Both writing and debugging parallel applications is a relatively new discipline in our industry. As such, many of the tools that currently claim the ability to find and fix concurrency errors are in their infancy. Many of these tools have several drawbacks, including:

  • Numerous false positives. When debuggers flag a number of errors and leave the verification to you, they’re only providing a modicum of assistance. In some ways, it’s good knowing that something could be an error. But with Jinx you get something much more valuable. Jinx only identifies bugs that are positively present in your code. There's no more sifting through endless bug reports to figure out which ones are real. And, with SmartStop, Jinx also identifies the precise location of bugs in your native code.
  • Not a dynamic tool. Some debuggers only look at source code.

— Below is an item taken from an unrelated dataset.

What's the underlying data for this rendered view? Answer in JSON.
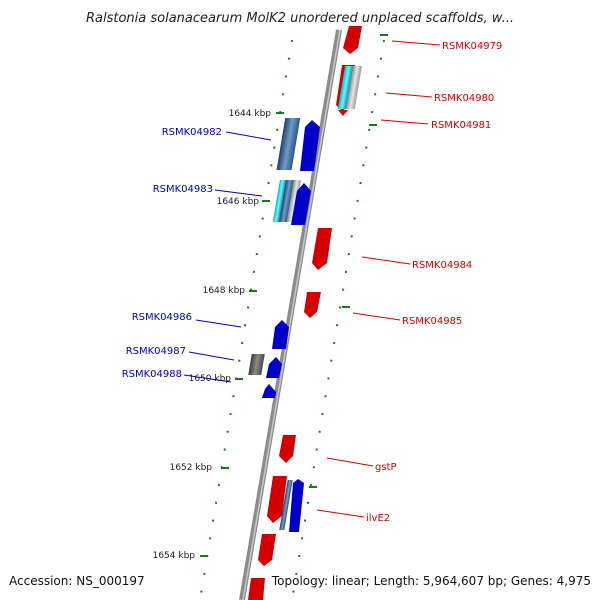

The problem with that for parallel applications is that code itself doesn’t tell you how the operating system will schedule your threads. Static code analysis tools are good at giving you an idea of which variables you should put locking mechanisms around, but they don’t give you insight into bugs, such as race condition bugs, that may occur only when a certain thread timing is present. In contrast, Jinx dynamically analyzes and explores numerous thread timings in an effort to uncover bugs in your code.
  • Some tools look at random timing intervals. In an effort to ferret out concurrency bugs, some tools may randomly insert pauses of random lengths into various threads in order to force different thread timings to manifest bugs. The problem with this approach is that it’s akin to shooting a bullet out of the air with another bullet. One common way developers manually look for concurrency errors is to insert thread waits and pauses throughout their program in an effort to uncover a timing issue. Randomly adjusting thread timings merely automates this “press play and pray” approach most commonly employed by developers when concurrency debugging today. In contrast, Jinx intelligently explores various thread timings that will result in bugs manifesting themselves.
  • Some tools require changes to your code. One way many tools vendors have approached concurrency is to build special primitives or class libraries that developers have to incorporate into your applications. Unfortunately, this approach requires a significant amount of investment on the part of organizations to train developers in new programming models, languages, or techniques. At Corensic, we believe this is a flawed approach. Jinx does not require any special code or primitives to be inserted into your code. We do provide some primitives that will help you fine tune our engine, but mainly to point out specific areas of your code where you would like Jinx to focus its efforts.

 

Jinx is an indispensible addition to existing software debuggers, lifecycle tools, and testing tools. It is an easy to use concurrency debugger that positively identifies concurrency bugs while enabling developers to continue to use the development tools and processes they are already familiar with.